Dorson divides the book into three sections, “The Indian Tradition,” “The European Tradition,” and “The Native Tradition,” the latter of which developed locally after European contact. Although some genres are associated with one particular ethnic or occupational group, Dorson is particularly interested in folklore changed by and generated through the interaction between the diverse ethnicities that composed the U.P.’s heterogeneous society. For example, he includes fairy tales told by Indian or mixed-blood narrators, which have Americanized characters and settings, but which can also be linked back to the structure and plots of European tale types.
The style in which Dorson writes is often breezy and sometimes seems a bit informal. However, this style enables him to give a quick sketch of the storyteller, and, as James P. Leary points out in his excellent introduction, usually these sketches demonstrate far more affection than caricature. In addition, Dorson’s style emulates the mood of the tales. Thus, his writing doesn’t overwhelm the tales or feel out of sync with them. This book is highly readable, in part because of his style, but also because most of the scholarly apparatus is tucked away in the endnotes. For the most part, Dorson is effective at describing his methodology. For example, he states that he often first listened to a story in a more natural, group session, noting the context of the session and the reaction of the audience. He then later asked the teller to slowly repeat it so he could record the story word for word in the pre-tape-recorder era. He also discusses different methods that he used to identify and contact narrators. As Leary points out, Dorson could have been more forthcoming about his partnerships with translators and how this influenced the final recorded texts.

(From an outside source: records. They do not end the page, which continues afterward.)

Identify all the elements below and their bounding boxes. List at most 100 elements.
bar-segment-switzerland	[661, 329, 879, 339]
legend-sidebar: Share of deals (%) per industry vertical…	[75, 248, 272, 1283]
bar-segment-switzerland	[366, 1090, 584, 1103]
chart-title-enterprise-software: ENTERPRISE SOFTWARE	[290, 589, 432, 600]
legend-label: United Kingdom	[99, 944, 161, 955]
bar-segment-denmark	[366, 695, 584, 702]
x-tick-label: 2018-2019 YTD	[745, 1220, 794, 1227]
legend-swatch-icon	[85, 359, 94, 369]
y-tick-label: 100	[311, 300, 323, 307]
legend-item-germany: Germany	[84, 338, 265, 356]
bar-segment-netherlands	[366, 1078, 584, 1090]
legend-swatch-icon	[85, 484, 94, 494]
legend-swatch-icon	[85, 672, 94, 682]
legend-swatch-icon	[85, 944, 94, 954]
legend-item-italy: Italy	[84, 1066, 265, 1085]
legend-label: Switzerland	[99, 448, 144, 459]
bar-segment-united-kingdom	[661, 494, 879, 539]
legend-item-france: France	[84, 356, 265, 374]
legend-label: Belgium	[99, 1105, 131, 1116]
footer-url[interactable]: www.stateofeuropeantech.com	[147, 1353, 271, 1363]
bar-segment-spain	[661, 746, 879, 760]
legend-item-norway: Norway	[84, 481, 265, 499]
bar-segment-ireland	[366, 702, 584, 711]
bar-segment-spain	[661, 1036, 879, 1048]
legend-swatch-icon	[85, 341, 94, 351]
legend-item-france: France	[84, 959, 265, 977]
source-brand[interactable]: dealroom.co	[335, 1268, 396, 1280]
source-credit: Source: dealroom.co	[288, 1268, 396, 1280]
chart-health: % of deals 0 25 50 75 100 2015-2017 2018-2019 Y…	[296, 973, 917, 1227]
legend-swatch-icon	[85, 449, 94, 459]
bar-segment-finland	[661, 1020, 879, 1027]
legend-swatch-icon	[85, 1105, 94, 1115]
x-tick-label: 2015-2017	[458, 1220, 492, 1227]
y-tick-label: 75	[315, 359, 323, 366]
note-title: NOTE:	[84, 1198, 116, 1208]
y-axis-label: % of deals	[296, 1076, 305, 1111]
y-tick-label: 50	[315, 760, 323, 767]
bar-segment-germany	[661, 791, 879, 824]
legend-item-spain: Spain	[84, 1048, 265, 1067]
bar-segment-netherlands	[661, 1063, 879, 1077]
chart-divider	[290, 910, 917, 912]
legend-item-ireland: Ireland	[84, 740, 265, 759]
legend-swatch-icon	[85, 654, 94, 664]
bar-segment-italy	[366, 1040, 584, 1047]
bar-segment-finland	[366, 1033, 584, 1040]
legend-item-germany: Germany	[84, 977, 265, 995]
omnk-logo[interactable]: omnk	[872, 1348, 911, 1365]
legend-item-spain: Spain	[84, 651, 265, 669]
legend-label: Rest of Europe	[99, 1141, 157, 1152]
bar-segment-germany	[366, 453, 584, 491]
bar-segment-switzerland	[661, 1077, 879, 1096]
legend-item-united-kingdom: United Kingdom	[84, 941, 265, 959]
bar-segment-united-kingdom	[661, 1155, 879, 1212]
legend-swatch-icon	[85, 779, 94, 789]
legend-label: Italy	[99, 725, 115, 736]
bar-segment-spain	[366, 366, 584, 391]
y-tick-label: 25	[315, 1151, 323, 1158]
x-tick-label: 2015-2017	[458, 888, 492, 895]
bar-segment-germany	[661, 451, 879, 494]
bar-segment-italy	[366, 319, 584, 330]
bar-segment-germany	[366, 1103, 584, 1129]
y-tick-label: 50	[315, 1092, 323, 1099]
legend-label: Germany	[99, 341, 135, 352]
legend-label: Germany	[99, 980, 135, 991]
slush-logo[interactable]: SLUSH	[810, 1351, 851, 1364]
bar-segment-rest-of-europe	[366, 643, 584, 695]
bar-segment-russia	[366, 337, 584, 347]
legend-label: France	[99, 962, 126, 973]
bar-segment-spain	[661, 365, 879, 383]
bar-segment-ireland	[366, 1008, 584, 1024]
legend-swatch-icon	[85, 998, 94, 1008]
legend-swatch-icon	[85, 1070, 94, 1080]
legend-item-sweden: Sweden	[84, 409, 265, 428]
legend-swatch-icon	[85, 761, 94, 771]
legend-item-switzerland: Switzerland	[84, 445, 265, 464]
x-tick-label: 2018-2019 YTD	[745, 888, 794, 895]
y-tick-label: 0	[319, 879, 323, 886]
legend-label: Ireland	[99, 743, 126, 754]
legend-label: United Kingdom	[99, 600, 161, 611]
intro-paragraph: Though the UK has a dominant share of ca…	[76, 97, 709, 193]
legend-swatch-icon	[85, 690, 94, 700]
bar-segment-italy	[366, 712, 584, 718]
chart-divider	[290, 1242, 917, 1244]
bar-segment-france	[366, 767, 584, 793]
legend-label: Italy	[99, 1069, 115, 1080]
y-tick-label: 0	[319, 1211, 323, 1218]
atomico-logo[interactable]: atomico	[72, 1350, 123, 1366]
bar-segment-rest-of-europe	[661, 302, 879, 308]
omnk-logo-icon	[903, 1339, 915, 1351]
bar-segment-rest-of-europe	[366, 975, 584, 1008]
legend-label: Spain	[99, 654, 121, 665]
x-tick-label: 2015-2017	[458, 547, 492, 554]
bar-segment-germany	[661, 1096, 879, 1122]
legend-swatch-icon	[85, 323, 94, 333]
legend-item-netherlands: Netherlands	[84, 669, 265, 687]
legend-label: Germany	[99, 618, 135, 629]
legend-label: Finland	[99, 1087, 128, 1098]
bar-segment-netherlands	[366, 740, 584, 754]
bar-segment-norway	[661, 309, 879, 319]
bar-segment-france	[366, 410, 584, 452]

Leary’s introduction provides valuable context to understand this collection as part of Dorson’s scholarly legacy as well as a representation of U.P. folklore in the mid-twentieth century. The book demonstrates the rich variety of folklore that one man was able to come into contact with during a relatively short time in one part of the United States. Although the field of folklore studies has changed in many ways since this collection was assembled, Bloodstoppers is still an engaging read and also provides a model of how recording and analysis of the folklore of one particular place and time can tell a larger story about history and culture. As Jim Leary states, amid a post-war Cold War climate that defined “Americanism . . . in narrow, Eastern-oriented, Anglo-Protestant assimilationist terms,” Dorson forcefully demonstrated that the Upper Midwest, full of working-class, indigenous, and immigrant peoples was just as American as anywhere else. Furthermore, Dorson convincingly argued that describing a place with such a rich cultural mix was the best way to represent America (2008:xx). Although folklore studies did not embrace his later efforts at developing a common theoretical framework (see Dorson 1959 and 1963) to the degree that Dorson may have wished, his argument that we can understand a complex place through a multiplicity of stories is still a guiding principle of folklore studies.
Works Cited
Dorson, Richard. 1959. “A Theory for American Folklore” Journal of American Folklore 72/285:197–215.
Dorson, Richard. 1963. “Current Folklore Theories.” Current Anthropology 4:93–112.